Selamat membaca. Maaf buat kamu menunggu lama.
****
Demar seperti baterai HP yang sudah seratus persen penuh, pada hari ini dirinya dibangunkan oleh kedua kakaknya dan pada saat dirinya membuka mata seketika membuat dirinya tidak merasakan kantuk lagi, entah mengapa, mungkin kedua kakanya itu adalah moodboster nya Demar.
"Morning, little brother." ucap Diana datang dan duduk di sebelah Demar di meja makan di dekat ruang tamu.
"Morning, Kak, kak Bella kemana?" tanya Demar.
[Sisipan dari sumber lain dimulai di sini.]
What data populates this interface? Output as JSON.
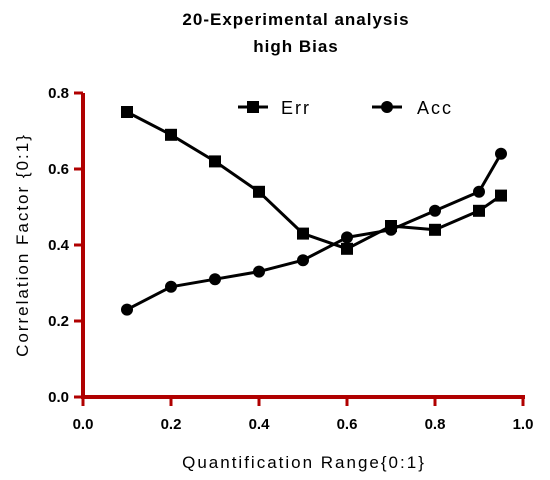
{
  "chart_data": {
    "type": "line",
    "title": [
      "20-Experimental analysis",
      "high Bias"
    ],
    "xlabel": "Quantification Range{0:1}",
    "ylabel": "Correlation Factor {0:1}",
    "xlim": [
      0.0,
      1.0
    ],
    "ylim": [
      0.0,
      0.8
    ],
    "xticks": [
      "0.0",
      "0.2",
      "0.4",
      "0.6",
      "0.8",
      "1.0"
    ],
    "yticks": [
      "0.0",
      "0.2",
      "0.4",
      "0.6",
      "0.8"
    ],
    "grid": false,
    "legend_position": "top-right",
    "axis_color": "#b00000",
    "series": [
      {
        "name": "Err",
        "marker": "square",
        "color": "#000000",
        "x": [
          0.1,
          0.2,
          0.3,
          0.4,
          0.5,
          0.6,
          0.7,
          0.8,
          0.9,
          0.95
        ],
        "y": [
          0.75,
          0.69,
          0.62,
          0.54,
          0.43,
          0.39,
          0.45,
          0.44,
          0.49,
          0.53
        ]
      },
      {
        "name": "Acc",
        "marker": "circle",
        "color": "#000000",
        "x": [
          0.1,
          0.2,
          0.3,
          0.4,
          0.5,
          0.6,
          0.7,
          0.8,
          0.9,
          0.95
        ],
        "y": [
          0.23,
          0.29,
          0.31,
          0.33,
          0.36,
          0.42,
          0.44,
          0.49,
          0.54,
          0.64
        ]
      }
    ]
  }
}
"Disini." muncul Bella tiba-tiba mengejutkan Demar yang berada di samping adiknya itu.
"Ayo-ayo sarapan dulu, Bella, Diana." perintah Linda sudah duduk di kursi, begitu pula dengan Elvano, suaminya.
Pada pagi hari ini untuk pertama kalinya lagi mereka berlima kumpul dan sarapan bersama di meja makan seperti ini, sungguh membuat Demar tidak bisa berhenti tersenyum dan juga diam-diam Bi Lala ikutan tersenyum karena bisa melihat Demar dengan keluarganya yang lengkap karena biasanya yang ada dirumah hanyalah Ayahnya Demar dan juga Demar.
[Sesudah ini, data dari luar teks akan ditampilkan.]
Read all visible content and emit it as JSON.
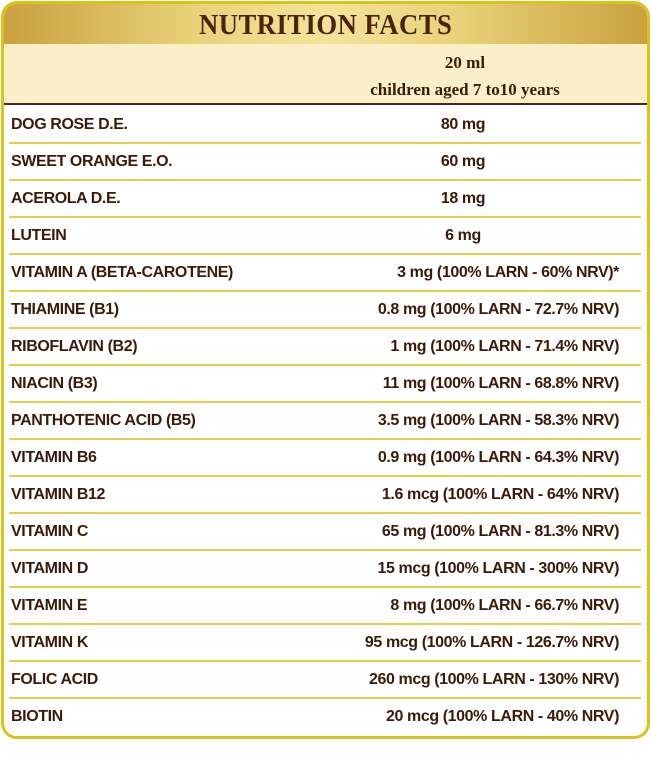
{
  "title": "NUTRITION FACTS",
  "serving": {
    "amount": "20 ml",
    "audience": "children aged 7 to10 years"
  },
  "rows": [
    {
      "name": "DOG ROSE D.E.",
      "value": "80 mg",
      "align": "c"
    },
    {
      "name": "SWEET ORANGE E.O.",
      "value": "60 mg",
      "align": "c"
    },
    {
      "name": "ACEROLA D.E.",
      "value": "18 mg",
      "align": "c"
    },
    {
      "name": "LUTEIN",
      "value": "6 mg",
      "align": "c"
    },
    {
      "name": "VITAMIN A (BETA-CAROTENE)",
      "value": "3 mg (100% LARN - 60% NRV)*",
      "align": "r"
    },
    {
      "name": "THIAMINE (B1)",
      "value": "0.8 mg (100% LARN - 72.7% NRV)",
      "align": "r"
    },
    {
      "name": "RIBOFLAVIN (B2)",
      "value": "1 mg (100% LARN - 71.4% NRV)",
      "align": "r"
    },
    {
      "name": "NIACIN (B3)",
      "value": "11 mg (100% LARN - 68.8% NRV)",
      "align": "r"
    },
    {
      "name": "PANTHOTENIC ACID (B5)",
      "value": "3.5 mg (100% LARN - 58.3% NRV)",
      "align": "r"
    },
    {
      "name": "VITAMIN B6",
      "value": "0.9 mg (100% LARN - 64.3% NRV)",
      "align": "r"
    },
    {
      "name": "VITAMIN B12",
      "value": "1.6 mcg (100% LARN - 64% NRV)",
      "align": "r"
    },
    {
      "name": "VITAMIN C",
      "value": "65 mg (100% LARN - 81.3% NRV)",
      "align": "r"
    },
    {
      "name": "VITAMIN D",
      "value": "15 mcg (100% LARN - 300% NRV)",
      "align": "r"
    },
    {
      "name": "VITAMIN E",
      "value": "8 mg (100% LARN - 66.7% NRV)",
      "align": "r"
    },
    {
      "name": "VITAMIN K",
      "value": "95 mcg (100% LARN - 126.7% NRV)",
      "align": "r"
    },
    {
      "name": "FOLIC ACID",
      "value": "260 mcg (100% LARN - 130% NRV)",
      "align": "r"
    },
    {
      "name": "BIOTIN",
      "value": "20 mcg (100% LARN - 40% NRV)",
      "align": "r"
    }
  ]
}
Siapa duga hanya dengan berkumpul seperti ini seakan semua beban-beban Demar terangkat semua meskipun Ayahnya itu tetaplah tidak suka dengan dirinya tapi kalau hanya untuk sekali lagi untuk seumur hidup momen seperti ini tercipta, Demar tidak akan pernah melupakannya sedikitpun.
"Mar, ini dimakan, supaya ntar kamu engga tiduran lagi di sekolah." Bella mengambil sayur-sayuran untuk Demar.
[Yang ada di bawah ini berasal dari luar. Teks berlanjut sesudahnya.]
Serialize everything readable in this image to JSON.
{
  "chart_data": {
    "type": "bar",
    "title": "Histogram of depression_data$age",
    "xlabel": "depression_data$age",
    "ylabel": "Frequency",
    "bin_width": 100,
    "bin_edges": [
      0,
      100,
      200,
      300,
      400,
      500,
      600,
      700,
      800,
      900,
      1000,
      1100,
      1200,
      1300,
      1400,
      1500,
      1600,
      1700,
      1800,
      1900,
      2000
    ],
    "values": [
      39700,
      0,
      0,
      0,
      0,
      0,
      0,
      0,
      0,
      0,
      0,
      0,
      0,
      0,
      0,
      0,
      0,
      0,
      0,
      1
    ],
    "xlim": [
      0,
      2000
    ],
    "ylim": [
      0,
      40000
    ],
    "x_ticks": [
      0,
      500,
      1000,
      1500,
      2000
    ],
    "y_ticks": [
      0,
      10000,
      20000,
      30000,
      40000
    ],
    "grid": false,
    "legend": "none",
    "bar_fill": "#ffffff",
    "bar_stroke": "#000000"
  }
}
"Mar, ntar kakak antar aja, ya." tawar Bella.
"Tidak usah repot-repot, Bella, adikmu ini kan sudah besar. Harus belajar mandiri." sela Elvano.
"Tapi, Pa, sekali aja... Bella juga pengen lihat SMA nya Demar."
"Engga usah, Bella, adikmu sudah besar." ucap Elvano menatap Demar yang mengangguk ke arah Bella.
"Ya sudah." ucap Bella, Elvano pun menyeruput lagi kopi panasnya yang dibuat istimewa oleh istrinya, Linda.
"Udah, kak engga apa-apa, ntar pulang kita main ke mall yuk." tawar Demar melahap nasi gorengnya itu yang telah dibuat spesial oleh Bi Lala.
"Ayuk." kali ini yang menjawab adalah Diana yang langsung bersemangat memakan nasi gorangnya sampai suapan terakhir.
"Oke, ntar aku kabarin, ya kak."
"Okedeh, Mar, baik-baik di sekolah." bilang Diana.
"Ingat, jangan tidur-tiduran lagi." tambah Bella pada akhirnya membuat api semangat di dalam tubuh Demar berkobar-kobar.
•••
Hari ini kelas 12 IPS 1 sudah selesai mengadakan ulangan harian yang dibuat oleh Bu Siti guru mata pelajaran bahasa Indonesia, seperti biasa Bu Siti sesudah mengumpulkan kertas jawaban ulangan akan mengecek dulu jawaban-jawaban dari murid-muridnya itu.
Sementara itu seluruh murid yang ada di dalam kelas terus saja mengharapkan jawaban-jawaban yang ngaur keluar dari mulutnya Bu Siti.
"Hah? Apa ini? Heri, jawaban kamu ini ada-ada aja." ucap Bu Siti menggelengkan kepalanya sementara Heri sudah di tertawakan oleh semua teman-temannya.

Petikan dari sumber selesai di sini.